Violence against women and girls is a hidden global crisis which knows no boundaries of geography or culture. But, marginalized women, such as poor women and girls, are most likely to experience it, most often at the hands of their husbands or partners.
Violence against women and girls takes many different forms, including domestic violence, sexual assault and harassment, child, early and forced marriage, sex trafficking, so called ‘honor’ crimes and female genital mutilation. It is rooted in the gender inequality that women face throughout their lives from childhood through to old age. "
OP, I found the part of your post I quoted above, really unpleasant. You may think it came across as understanding and sympathetic but it really really didn't.
Gender Critical women's response to the erosion of women's rights by genderists is not a panicky lash out. And I find your analysis to be dangerously minimizing of the reality of male violence. And victim blaming to boot. You might as well call us hysterical.

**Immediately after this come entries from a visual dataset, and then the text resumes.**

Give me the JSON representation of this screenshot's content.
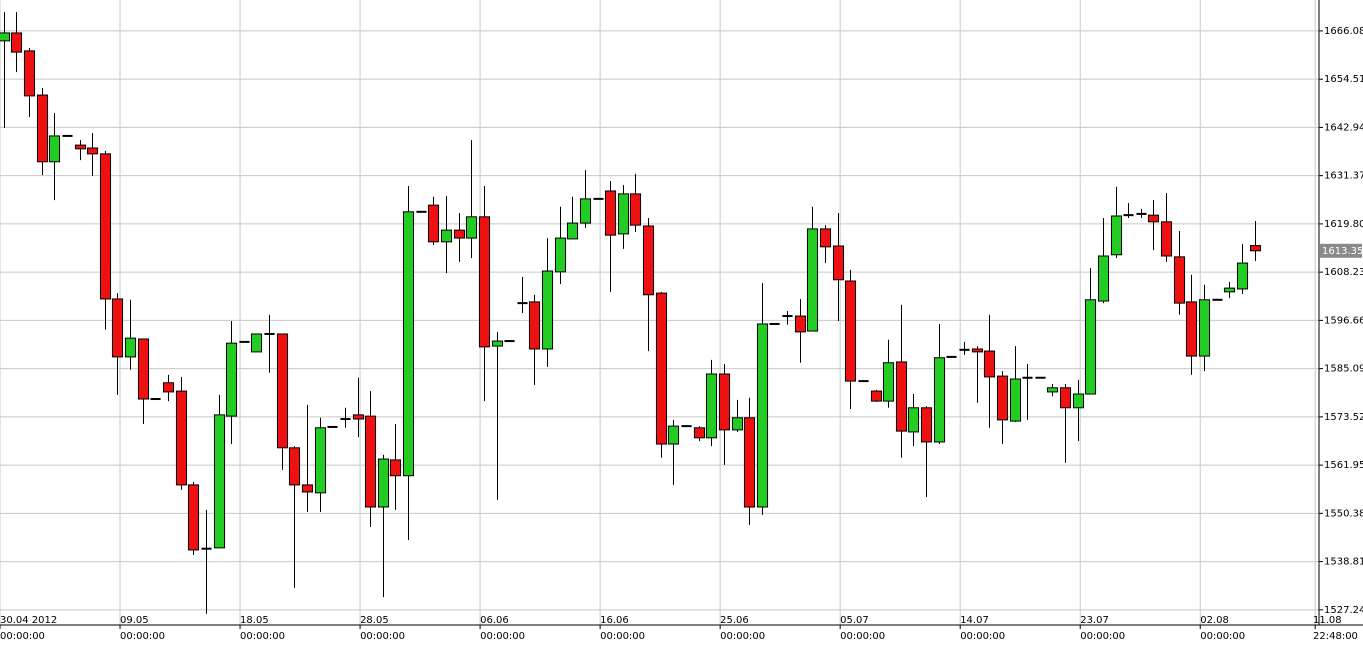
{
  "chart_data": {
    "type": "candlestick",
    "up_color": "#22cc22",
    "down_color": "#ee1111",
    "grid": true,
    "categories": [
      null,
      null,
      null,
      null,
      null,
      null,
      null,
      null,
      null,
      null,
      null,
      null,
      null,
      null,
      null,
      null,
      null,
      null,
      null,
      null,
      null,
      null,
      null,
      null,
      null,
      null,
      null,
      null,
      null,
      null,
      null,
      null,
      null,
      null,
      null,
      null,
      null,
      null,
      null,
      null,
      null,
      null,
      null,
      null,
      null,
      null,
      null,
      null,
      null,
      null,
      null,
      null,
      null,
      null,
      null,
      null,
      null,
      null,
      null,
      null,
      null,
      null,
      null,
      null,
      null,
      null,
      null,
      null,
      null,
      null,
      null,
      null,
      null,
      null,
      null,
      null,
      null,
      null,
      null,
      null,
      null,
      null,
      null,
      null,
      null,
      null,
      null,
      null,
      null,
      null,
      null,
      null,
      null,
      null,
      null,
      null,
      null,
      null,
      null,
      null
    ],
    "xlim": [
      -0.3,
      104.1
    ],
    "xticks": [
      {
        "value": -0.3,
        "label": "30.04 2012\n00:00:00"
      },
      {
        "value": 9.2,
        "label": "09.05\n00:00:00"
      },
      {
        "value": 18.7,
        "label": "18.05\n00:00:00"
      },
      {
        "value": 28.2,
        "label": "28.05\n00:00:00"
      },
      {
        "value": 37.7,
        "label": "06.06\n00:00:00"
      },
      {
        "value": 47.2,
        "label": "16.06\n00:00:00"
      },
      {
        "value": 56.7,
        "label": "25.06\n00:00:00"
      },
      {
        "value": 66.2,
        "label": "05.07\n00:00:00"
      },
      {
        "value": 75.7,
        "label": "14.07\n00:00:00"
      },
      {
        "value": 85.2,
        "label": "23.07\n00:00:00"
      },
      {
        "value": 94.7,
        "label": "02.08\n00:00:00"
      },
      {
        "value": 103.8,
        "label": "11.08\n22:48:00"
      }
    ],
    "ylim": [
      1523.6,
      1673.5
    ],
    "yticks": [
      1527.24,
      1538.81,
      1550.38,
      1561.95,
      1573.52,
      1585.09,
      1596.66,
      1608.23,
      {
        "value": 1619.8,
        "label": "1619.80"
      },
      1631.37,
      1642.94,
      1654.51,
      1666.08
    ],
    "open": [
      1663.7,
      1665.6,
      1661.3,
      1650.7,
      1634.7,
      1640.9,
      1638.7,
      1638.0,
      1636.6,
      1601.8,
      1587.9,
      1592.2,
      1577.8,
      1581.7,
      1579.7,
      1557.2,
      1541.9,
      1542.1,
      1573.7,
      1591.5,
      1589.1,
      1593.4,
      1593.4,
      1566.1,
      1557.2,
      1555.3,
      1571.1,
      1573.0,
      1574.0,
      1573.7,
      1551.9,
      1563.2,
      1559.4,
      1622.7,
      1624.3,
      1615.5,
      1618.3,
      1616.4,
      1621.5,
      1590.5,
      1591.7,
      1600.8,
      1601.1,
      1589.8,
      1608.3,
      1616.2,
      1620.0,
      1625.8,
      1627.7,
      1617.4,
      1627.0,
      1619.3,
      1603.2,
      1567.0,
      1571.3,
      1570.9,
      1568.5,
      1583.8,
      1570.4,
      1573.3,
      1551.9,
      1595.8,
      1597.7,
      1597.7,
      1594.1,
      1618.6,
      1614.5,
      1606.1,
      1582.1,
      1579.7,
      1577.3,
      1586.7,
      1569.9,
      1575.7,
      1567.5,
      1587.9,
      1589.6,
      1589.8,
      1589.3,
      1583.3,
      1572.5,
      1582.9,
      1582.9,
      1579.5,
      1580.5,
      1575.7,
      1579.0,
      1601.3,
      1612.4,
      1621.9,
      1622.2,
      1621.9,
      1620.3,
      1611.9,
      1601.1,
      1588.1,
      1601.6,
      1603.5,
      1604.2,
      1614.6
    ],
    "high": [
      1670.6,
      1670.6,
      1662.0,
      1652.4,
      1646.4,
      1640.9,
      1639.9,
      1641.6,
      1637.3,
      1603.2,
      1601.6,
      1592.2,
      1577.8,
      1583.6,
      1583.1,
      1557.9,
      1551.2,
      1578.8,
      1596.5,
      1591.5,
      1593.4,
      1598.0,
      1593.4,
      1566.5,
      1576.4,
      1573.3,
      1571.1,
      1575.7,
      1582.9,
      1579.7,
      1564.4,
      1571.8,
      1628.9,
      1622.7,
      1626.3,
      1626.5,
      1622.4,
      1639.9,
      1628.9,
      1593.9,
      1591.7,
      1607.1,
      1602.8,
      1616.4,
      1623.9,
      1626.3,
      1632.7,
      1625.8,
      1630.1,
      1629.1,
      1631.8,
      1621.2,
      1603.5,
      1572.8,
      1571.3,
      1571.3,
      1587.2,
      1586.2,
      1577.6,
      1578.1,
      1605.6,
      1595.8,
      1598.9,
      1601.8,
      1623.9,
      1619.5,
      1622.4,
      1608.8,
      1582.1,
      1580.0,
      1592.0,
      1600.4,
      1579.0,
      1576.1,
      1595.8,
      1587.9,
      1591.5,
      1590.5,
      1598.0,
      1584.5,
      1590.5,
      1586.2,
      1582.9,
      1581.4,
      1581.4,
      1582.4,
      1609.2,
      1621.2,
      1628.7,
      1624.8,
      1623.4,
      1625.5,
      1627.2,
      1618.1,
      1607.6,
      1605.2,
      1601.6,
      1605.9,
      1615.0,
      1620.5
    ],
    "low": [
      1642.8,
      1656.2,
      1645.4,
      1631.5,
      1625.5,
      1640.9,
      1635.1,
      1631.3,
      1594.4,
      1578.8,
      1584.8,
      1571.8,
      1577.8,
      1577.3,
      1556.0,
      1540.4,
      1526.3,
      1542.1,
      1567.0,
      1591.5,
      1589.1,
      1584.1,
      1560.8,
      1532.5,
      1550.7,
      1550.7,
      1571.1,
      1570.9,
      1568.7,
      1547.1,
      1530.3,
      1551.2,
      1544.0,
      1622.7,
      1614.7,
      1608.0,
      1610.7,
      1611.6,
      1577.3,
      1553.6,
      1591.7,
      1598.4,
      1581.2,
      1585.5,
      1605.4,
      1616.2,
      1618.8,
      1625.8,
      1603.5,
      1613.8,
      1617.9,
      1589.3,
      1563.7,
      1557.2,
      1571.3,
      1567.7,
      1566.5,
      1562.0,
      1569.9,
      1547.6,
      1550.0,
      1595.8,
      1595.6,
      1586.5,
      1594.1,
      1610.4,
      1596.5,
      1575.4,
      1582.1,
      1577.1,
      1575.7,
      1563.7,
      1566.5,
      1554.3,
      1567.0,
      1587.9,
      1588.4,
      1576.9,
      1570.9,
      1567.0,
      1572.3,
      1572.8,
      1582.9,
      1578.5,
      1562.5,
      1567.7,
      1579.0,
      1600.8,
      1611.6,
      1621.2,
      1621.2,
      1613.5,
      1610.7,
      1598.0,
      1583.6,
      1584.5,
      1601.6,
      1602.0,
      1603.0,
      1610.9
    ],
    "close": [
      1665.6,
      1661.0,
      1650.5,
      1634.7,
      1640.9,
      1640.9,
      1637.8,
      1636.6,
      1601.8,
      1587.9,
      1592.4,
      1577.8,
      1577.8,
      1579.5,
      1557.2,
      1541.6,
      1541.9,
      1574.0,
      1591.2,
      1591.5,
      1593.4,
      1593.4,
      1566.1,
      1557.2,
      1555.5,
      1570.9,
      1571.1,
      1573.0,
      1573.0,
      1551.9,
      1563.4,
      1559.4,
      1622.7,
      1622.7,
      1615.5,
      1618.3,
      1616.4,
      1621.5,
      1590.3,
      1591.7,
      1591.7,
      1600.8,
      1589.8,
      1608.5,
      1616.4,
      1620.0,
      1625.8,
      1625.8,
      1617.1,
      1627.0,
      1619.5,
      1602.8,
      1567.0,
      1571.3,
      1571.3,
      1568.5,
      1583.8,
      1570.4,
      1573.3,
      1551.9,
      1595.8,
      1595.8,
      1597.7,
      1593.9,
      1618.6,
      1614.3,
      1606.4,
      1582.1,
      1582.1,
      1577.3,
      1586.5,
      1570.1,
      1575.7,
      1567.5,
      1587.7,
      1587.9,
      1589.6,
      1589.1,
      1583.1,
      1572.8,
      1582.6,
      1582.9,
      1582.9,
      1580.5,
      1575.7,
      1579.0,
      1601.6,
      1612.1,
      1621.7,
      1621.9,
      1622.2,
      1620.3,
      1612.1,
      1600.8,
      1588.1,
      1601.6,
      1601.6,
      1604.4,
      1610.4,
      1613.35
    ]
  }
}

I was sexually assaulted with penetration when I was a child. It was done by a stranger and in a public place. The perpetrator was, of course (in accordance with all statistics and observation), a man.
I've also been flashed at, wanked at, followed, groped, harassed (sexually and otherwise), leered at, ogled, cat called, pestered for sex, etc. All perpetrated by men (no surprises there huh?).
And I am in no way unusual. My 14 year old daughter has already experienced most of these. It's starting to happen to my 12 year old.
Women want and deserve the rights to dignity, privacy, and, protection from men's unacceptable behaviours towards us. We do not ask for these things out of panic but out of plain old fashioned common sense. Men as a class victimize girls and women as a class. The UN, the WHO, Oxfam, etc say so, not only feminists. It's official. It is therefore common sense to protect girls and women from men.
This is not women's fault for not getting therapy or for being affected and traumatised by male violence (no shit Sherlock). It is men's fault for perpetrating the violence and society's fault for it's toxic male supremacism.
I was traumatised by being sexually assaulted and I have no shame in that fact. I think my reaction is one of common sense. And what my reaction was is this; I lost my innocence in a split second. The action of my perpetrator set off this alarm bell in my head men transgress girls and women's boundaries because they can and they want to and they will.
That is what went through my head as I was being sexually assaulted in a busy public place. And nothing I have seen over the decades that followed has done anything to change my mind. Quite the contrary!
As I say, what happened to me is not unusual. We are dealing with a worldwide class issue. This is not about individuals and how they process trauma FFS.